Forestry Focus

Vegetation Control

Competing vegetation is major problem in establishing forests in Ireland. The mild moist climate is favourable for the lush growth of grasses and herbaceous plants that compete for light, moisture and nutrients with the newly planted trees. This competition lasts for 2-3 growing seasons by which time the plants have generally grown above the vegetation. While mounding (commonly used cultivation method) can help to reduce the effects of competition some form of vegetation control is usually necessary on most sites and this is carried out manually or by the use of chemical herbicides.

Manual vegetation control

This is traditional method of maintaining the plants free from weed competition. A small scythe or hook is used to cut the vegetation around the plant. Alternatively, with tall grassy vegetation it is often sufficient to trample the area around the trees as the weeds, when flattened, remain on the ground.

Manual weed control is labour intensive and therefore a costly operation. Depending on the site and weather conditions, it is sometimes necessary to clean a plantation twice in the same year. Manual control is generally not used much these days as permanent forest staffs dwindle and most operations are carried out by contractors. Chemical control also is more effective and less costly.

Chemical vegetation control

Herbicides have proven to be the most cost effective means of controlling weeds in plantations and consequently are the most commonly used method of weed control.

While the use of chemical pesticides is controversial in forestry, only those approved by the Pesticide Control Service of the Department of Agriculture can legally be used. In forests certified to the FSC Standard, only those pesticides approved by the FSC can be used.


Controlling competing vegetation ensures good survival and early rapid growth ( photo S. Meyen)

Herbicides are used sparingly and only where they are necessary. There is no advantage in spraying vegetation that is not competing with the trees as this practice is both ineffective and costly. Spot spraying immediately around the plants or band spraying along a row of trees is normal practice. Aerial spraying of herbicides (or other pesticides) is not practiced in Ireland.

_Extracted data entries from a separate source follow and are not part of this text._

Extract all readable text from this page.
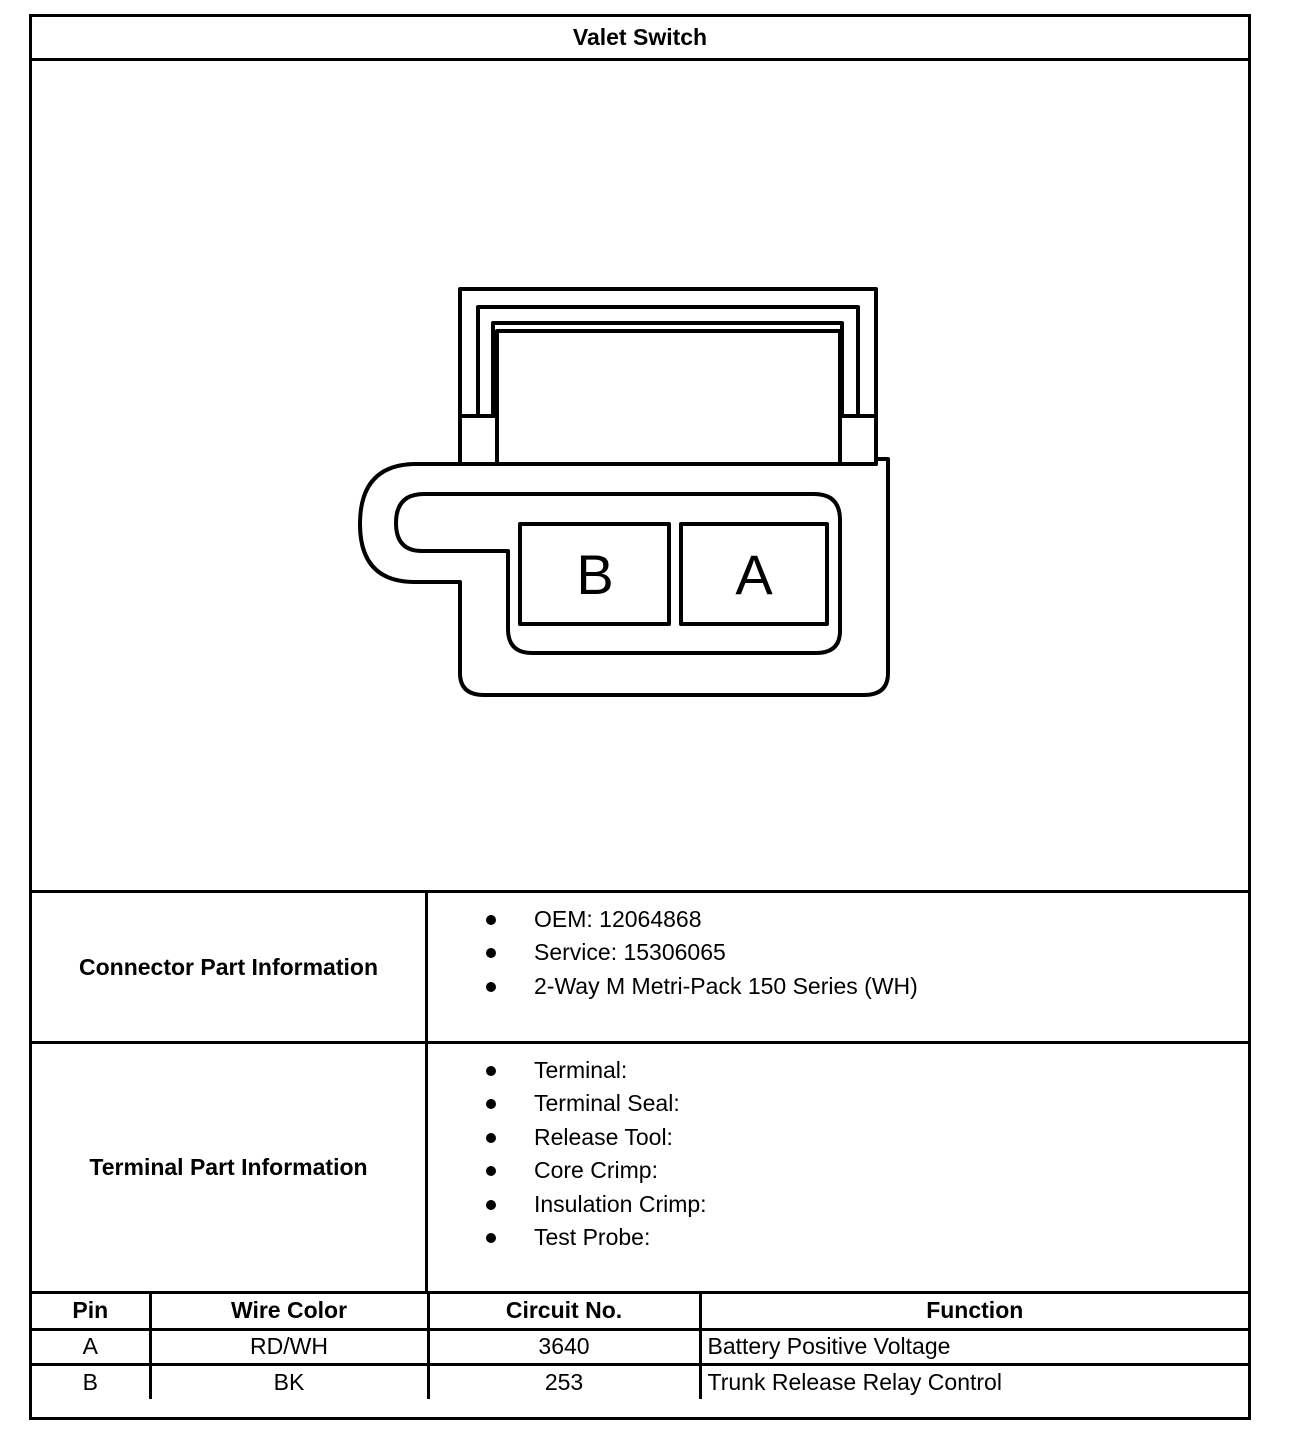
Valet Switch
B A
Connector Part Information
OEM: 12064868
Service: 15306065
2-Way M Metri-Pack 150 Series (WH)
Terminal Part Information
Terminal:
Terminal Seal:
Release Tool:
Core Crimp:
Insulation Crimp:
Test Probe:
Pin	Wire Color	Circuit No.	Function
A	RD/WH	3640	Battery Positive Voltage
B	BK	253	Trunk Release Relay Control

Depending on site fertility, plantations with fast growing species generally receive only 2 – 3 applications of herbicides during a 40 year rotation. In the case of broadleaves 4-5 applications may be necessary for the slower growing species such as oak or beech which have a rotation of 100-150 years. The use of herbicides in forestry is therefore minimal when compared with agriculture or even domestic use in gardens where annual applications are made.

All operators that are engaged in spraying pesticides are required to be fully trained in the safe handling and use of chemical pesticides (herbicides, insecticides and fungicides). They are also required to use protective clothing when handling and spraying chemicals and must follow best practice as detailed in the Guidelines for the Use of Herbicides in Forestry,  the Forest Protection Guidelines, the Forestry and Water Guidelines and the Forest Biodiversity Guidelines, published by the Forest Service.

Operators are required to take great care when spraying plantations near aquatic or other sensitive sites (biodiversity areas) as drift can cause non-target areas to be treated.

Forest Certification promotes the development and adoption of environmentally friendly non-chemical methods of pest management and strives to avoid the use of chemical pesticides. Both the FSC and PEFC forestry standards for Ireland require that the forest manager/owner must justify the usage and reasons for not using non-chemical methods.  Where pesticides are used, they are required to be used in minimum effective quantities, and with strict observation of controls and regulations relating to their use.